There are other possibilities, but let's first find out if this related to OpenMP at all.

brugalada commented 8 months ago

Sorry for taking so long to reply.

Here is the first test, doing the same from the console.

image

Apparently, it gets a segmentation fault and kicks me out of python. Using os.environ['KMP_DUPLICATE_LIB_OK']='True' yields exactly the same result.

For some reason, when I enter python again and try to scroll up to the previously used calls, I can see all of them, like import agama orimport sklearn, and even older, but none of the calls to agama except setUnits.

I tried again with another potential and another function call and apparently the problem is the integration of orbits:

image

After trying a couple other functions, those related to the "potential" object seem to be safe. But calling, for instance, agama.ActionFinder makes it crash.

Also, if I import AGAMA first and then sklearn... no problem at all :/

Does this help?

eugvas commented 8 months ago

thanks for the investigation! I suppose that only the operations that invoke OpenMP cause segfaults. Here is a non-exhaustive list of such operations:

At the moment, I cannot reproduce this situation on my side, but will try to get back to it in the near future. At least, it seems that you found a workaround by swapping the order of imports :)

yy1021805450 commented 1 month ago

I encountered the same error after importing dustmaps' SFDQuery when computing potential's projected density over a 50*50 grid. However, removing dustmaps or using a much smaller grid like two or three points runs well. So I guess maybe it's a memory problem? System is MacOS M3 chip, Python 3.12. Really weird.

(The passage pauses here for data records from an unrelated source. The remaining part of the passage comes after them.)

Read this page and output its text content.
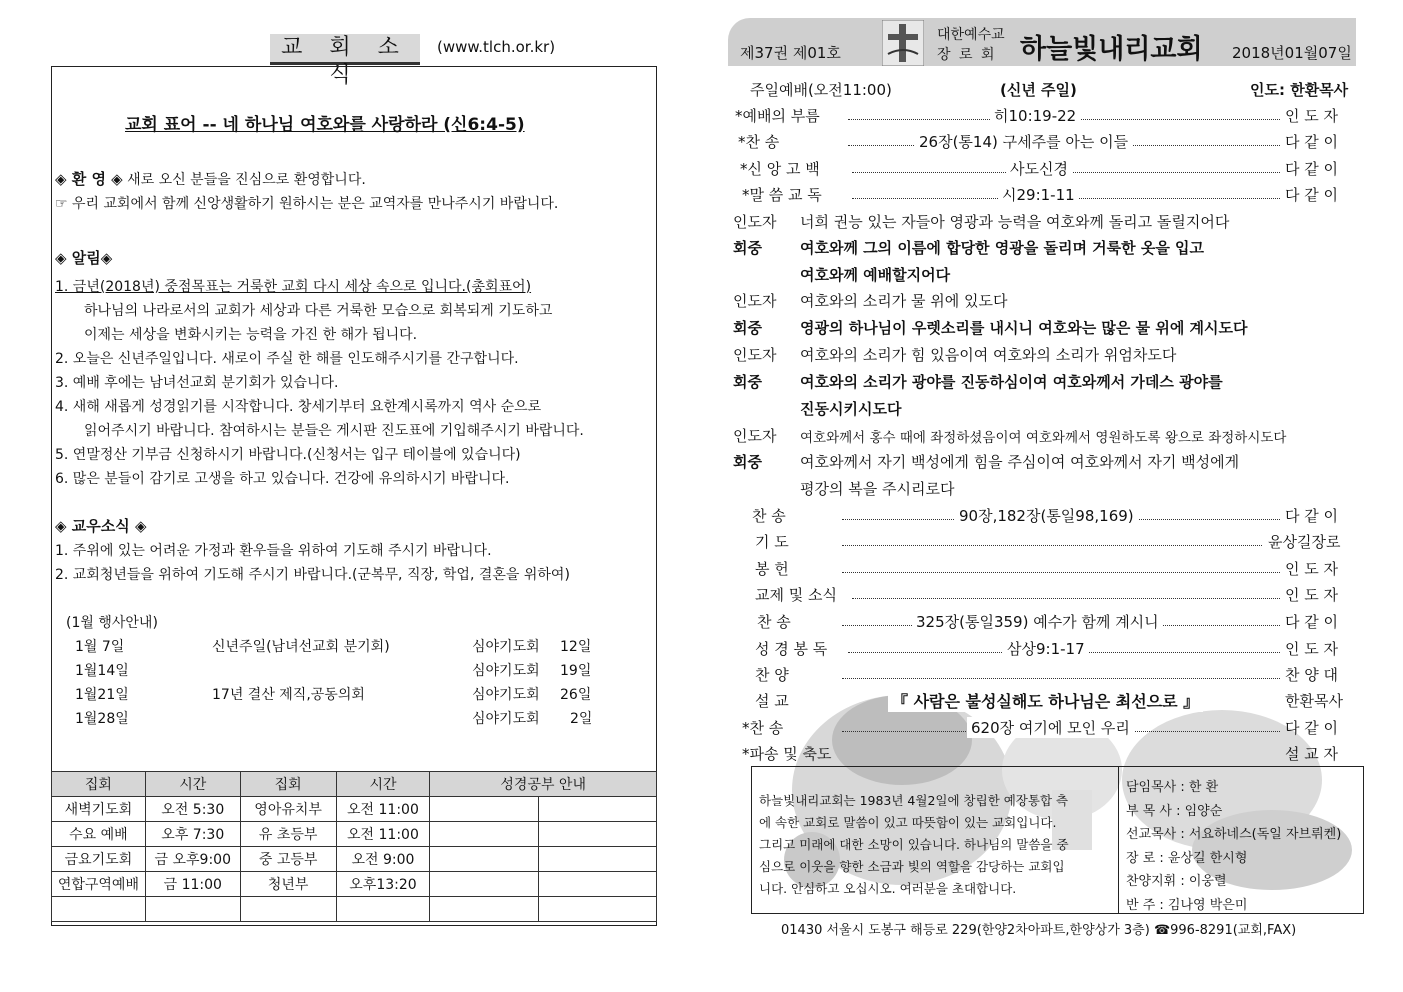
교 회 소 식
(www.tlch.or.kr)
교회 표어 -- 네 하나님 여호와를 사랑하라 (신6:4-5)
◈ 환 영 ◈ 새로 오신 분들을 진심으로 환영합니다.
☞ 우리 교회에서 함께 신앙생활하기 원하시는 분은 교역자를 만나주시기 바랍니다.
◈ 알림◈
1. 금년(2018년) 중점목표는 거룩한 교회 다시 세상 속으로 입니다.(총회표어)
하나님의 나라로서의 교회가 세상과 다른 거룩한 모습으로 회복되게 기도하고
이제는 세상을 변화시키는 능력을 가진 한 해가 됩니다.
2. 오늘은 신년주일입니다. 새로이 주실 한 해를 인도해주시기를 간구합니다.
3. 예배 후에는 남녀선교회 분기회가 있습니다.
4. 새해 새롭게 성경읽기를 시작합니다. 창세기부터 요한계시록까지 역사 순으로
읽어주시기 바랍니다. 참여하시는 분들은 게시판 진도표에 기입해주시기 바랍니다.
5. 연말정산 기부금 신청하시기 바랍니다.(신청서는 입구 테이블에 있습니다)
6. 많은 분들이 감기로 고생을 하고 있습니다. 건강에 유의하시기 바랍니다.
◈ 교우소식 ◈
1. 주위에 있는 어려운 가정과 환우들을 위하여 기도해 주시기 바랍니다.
2. 교회청년들을 위하여 기도해 주시기 바랍니다.(군복무, 직장, 학업, 결혼을 위하여)
(1월 행사안내)
1월 7일	신년주일(남녀선교회 분기회)	심야기도회 12일
1월14일	심야기도회 19일
1월21일	17년 결산 제직,공동의회	심야기도회 26일
1월28일	심야기도회 2일
집회	시간	집회	시간	성경공부 안내	
새벽기도회	오전 5:30	영아유치부	오전 11:00		
수요 예배	오후 7:30	유 초등부	오전 11:00		
금요기도회	금 오후9:00	중 고등부	오전 9:00		
연합구역예배	금 11:00	청년부	오후13:20		

제37권 제01호
대한예수교
장 로 회 하늘빛내리교회 2018년01월07일
주일예배(오전11:00)	(신년 주일)	인도: 한환목사
*예배의 부름	히10:19-22	인 도 자
*찬 송	26장(통14) 구세주를 아는 이들	다 같 이
*신 앙 고 백	사도신경	다 같 이
*말 씀 교 독	시29:1-11	다 같 이
인도자 너희 권능 있는 자들아 영광과 능력을 여호와께 돌리고 돌릴지어다
회중	여호와께 그의 이름에 합당한 영광을 돌리며 거룩한 옷을 입고
여호와께 예배할지어다
인도자 여호와의 소리가 물 위에 있도다
회중	영광의 하나님이 우렛소리를 내시니 여호와는 많은 물 위에 계시도다
인도자 여호와의 소리가 힘 있음이여 여호와의 소리가 위엄차도다
회중	여호와의 소리가 광야를 진동하심이여 여호와께서 가데스 광야를
진동시키시도다
인도자 여호와께서 홍수 때에 좌정하셨음이여 여호와께서 영원하도록 왕으로 좌정하시도다
회중	여호와께서 자기 백성에게 힘을 주심이여 여호와께서 자기 백성에게
평강의 복을 주시리로다
찬 송	90장,182장(통일98,169)	다 같 이
기 도	윤상길장로
봉 헌	인 도 자
교제 및 소식	인 도 자
찬 송	325장(통일359) 예수가 함께 계시니	다 같 이
성 경 봉 독	삼상9:1-17	인 도 자
찬 양	찬 양 대
설 교	『 사람은 불성실해도 하나님은 최선으로 』	한환목사
*찬 송	620장 여기에 모인 우리	다 같 이
*파송 및 축도	설 교 자
하늘빛내리교회는 1983년 4월2일에 창립한 예장통합 측
에 속한 교회로 말씀이 있고 따뜻함이 있는 교회입니다.
그리고 미래에 대한 소망이 있습니다. 하나님의 말씀을 중
심으로 이웃을 향한 소금과 빛의 역할을 감당하는 교회입
니다. 안심하고 오십시오. 여러분을 초대합니다.
담임목사 : 한 환
부 목 사 : 임양순
선교목사 : 서요하네스(독일 자브뤼켄)
장 로 : 윤상길 한시형
찬양지휘 : 이웅렬
반 주 : 김나영 박은미
01430 서울시 도봉구 해등로 229(한양2차아파트,한양상가 3층) ☎996-8291(교회,FAX)
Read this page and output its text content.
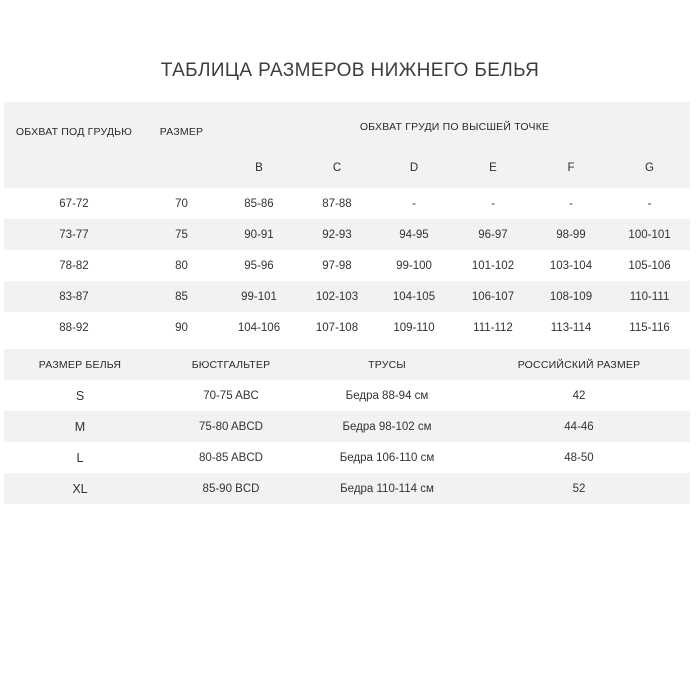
ТАБЛИЦА РАЗМЕРОВ НИЖНЕГО БЕЛЬЯ
ОБХВАТ ПОД ГРУДЬЮ	РАЗМЕР	ОБХВАТ ГРУДИ ПО ВЫСШЕЙ ТОЧКЕ					
		B	C	D	E	F	G
67-72	70	85-86	87-88	-	-	-	-
73-77	75	90-91	92-93	94-95	96-97	98-99	100-101
78-82	80	95-96	97-98	99-100	101-102	103-104	105-106
83-87	85	99-101	102-103	104-105	106-107	108-109	110-111
88-92	90	104-106	107-108	109-110	111-112	113-114	115-116
РАЗМЕР БЕЛЬЯ	БЮСТГАЛЬТЕР	ТРУСЫ	РОССИЙСКИЙ РАЗМЕР
S	70-75 ABC	Бедра 88-94 см	42
M	75-80 ABCD	Бедра 98-102 см	44-46
L	80-85 ABCD	Бедра 106-110 см	48-50
XL	85-90 BCD	Бедра 110-114 см	52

eugvas commented 1 month ago

yep, it must be the same conflict of OpenMP libraries: it seems that in some cases (but not always), two different versions of libomp.so end up being loaded by the same script, and BANG!!! I should really sort it out, but to help me reproduce the problem, can you tell me your configuration? specifically, are you using Python from Anaconda, and installing other packages (numpy, dustmaps, etc.) using pip? what are the various flags in your Makefile.local?

Evaluating the potential, density, actions, etc., is done in parallel when the number of points exceeds some threshold (for projected density, it is currently set at 64, but I might adjust it in the future after running some performance tests), so you don't encounter a problem for a small number of input points.